Anyway, so yes; I return, active again. Content to follow shortly! Trust me!

Tuesday, February 05, 2008

Things Could Be Going Better

Owing to a sudden familial medical crisis, my mother and sister flew down to Georgia this past Sunday; the onus has been left on me to remain at home and spend my every waking and sleeping hour making sure that the entirety of the house is not demolished by the unchecked brute force and gnashing of teeth that is a five-month-old golden retriever. It's like I'm housesitting for myself, but without any of the perks that such a job normally affords.

So my apologies for having no new and exciting content to report around here; as you can imagine, I'm not getting a lot done right now.

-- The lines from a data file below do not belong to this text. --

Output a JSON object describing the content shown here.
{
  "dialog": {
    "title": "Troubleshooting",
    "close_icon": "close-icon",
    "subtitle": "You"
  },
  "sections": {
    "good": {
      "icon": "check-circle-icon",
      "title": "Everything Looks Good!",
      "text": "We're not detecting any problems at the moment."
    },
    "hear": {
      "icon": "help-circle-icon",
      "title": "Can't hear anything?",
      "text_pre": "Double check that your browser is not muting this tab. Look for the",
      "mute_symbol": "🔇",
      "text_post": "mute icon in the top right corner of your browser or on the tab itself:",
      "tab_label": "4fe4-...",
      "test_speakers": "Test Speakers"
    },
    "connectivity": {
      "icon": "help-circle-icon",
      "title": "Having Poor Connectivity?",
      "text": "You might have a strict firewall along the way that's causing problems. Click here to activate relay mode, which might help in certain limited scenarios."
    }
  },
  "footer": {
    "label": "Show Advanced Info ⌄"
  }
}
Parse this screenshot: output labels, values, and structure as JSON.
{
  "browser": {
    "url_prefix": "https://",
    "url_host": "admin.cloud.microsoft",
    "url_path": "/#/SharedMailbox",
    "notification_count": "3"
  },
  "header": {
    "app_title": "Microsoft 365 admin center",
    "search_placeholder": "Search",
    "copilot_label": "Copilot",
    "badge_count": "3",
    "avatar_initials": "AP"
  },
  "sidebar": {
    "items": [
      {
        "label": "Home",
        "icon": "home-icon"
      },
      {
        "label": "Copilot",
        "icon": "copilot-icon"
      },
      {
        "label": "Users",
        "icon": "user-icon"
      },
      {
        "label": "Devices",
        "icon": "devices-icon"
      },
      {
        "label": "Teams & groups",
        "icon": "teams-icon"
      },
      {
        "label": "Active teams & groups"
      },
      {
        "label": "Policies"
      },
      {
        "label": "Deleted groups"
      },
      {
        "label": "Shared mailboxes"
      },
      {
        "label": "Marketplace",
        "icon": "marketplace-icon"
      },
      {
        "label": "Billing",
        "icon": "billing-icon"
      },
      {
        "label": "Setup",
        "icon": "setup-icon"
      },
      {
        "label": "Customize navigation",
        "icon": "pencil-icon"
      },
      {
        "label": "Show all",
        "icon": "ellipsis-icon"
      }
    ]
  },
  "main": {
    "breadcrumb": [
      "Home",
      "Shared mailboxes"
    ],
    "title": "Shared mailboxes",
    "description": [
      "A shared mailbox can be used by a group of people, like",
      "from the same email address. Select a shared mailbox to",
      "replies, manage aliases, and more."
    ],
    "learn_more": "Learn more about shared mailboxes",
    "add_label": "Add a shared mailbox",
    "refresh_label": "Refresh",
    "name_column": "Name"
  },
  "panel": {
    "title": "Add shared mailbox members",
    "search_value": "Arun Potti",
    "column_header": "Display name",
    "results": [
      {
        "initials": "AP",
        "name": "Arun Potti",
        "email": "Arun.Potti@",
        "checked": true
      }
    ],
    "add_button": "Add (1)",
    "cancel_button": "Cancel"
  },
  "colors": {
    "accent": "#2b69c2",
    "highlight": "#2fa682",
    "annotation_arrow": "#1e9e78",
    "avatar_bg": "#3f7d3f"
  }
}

As late I'm hardly in a positive mood -- especially given the, you know, sudden familial medical crisis.

My mother and sister are scheduled to fly back this coming Monday, which obviously presents something of a problem for my schemes of driving down to Winkler to poke around the upcoming Hockey Day in Canada shenanigans and goings-on. How often do we here in Winnipeg get to chance to say that we're thinking of driving out to Winkler for a big nationally televised sports-themed mini-festival? But, no -- I'll be here in town and most likely doing the same thing I've done every day this week, which is to say virtually nothing except activities related to keeping an adorable but high-maintenance puppy alive and entertained. (We have another dog and a cat, while we're at it -- but they look after themselves pretty well, most of the time.)

Here, then, is the crux of my post; everything written above is all preamble and reference points for the following request. If anyone reading this will be heading to Winkler this week, could you pick me up one of the souvenir travel mugs? I'll pay you back for it! I figure it'd be a cute thing to have, and if anybody ever asks me about the mug I will be able to tell them a story around it that has absolutely nothing to do with the advertised event.



The dog is trying to dig through my mattress. Man alive, this has been a long week so far.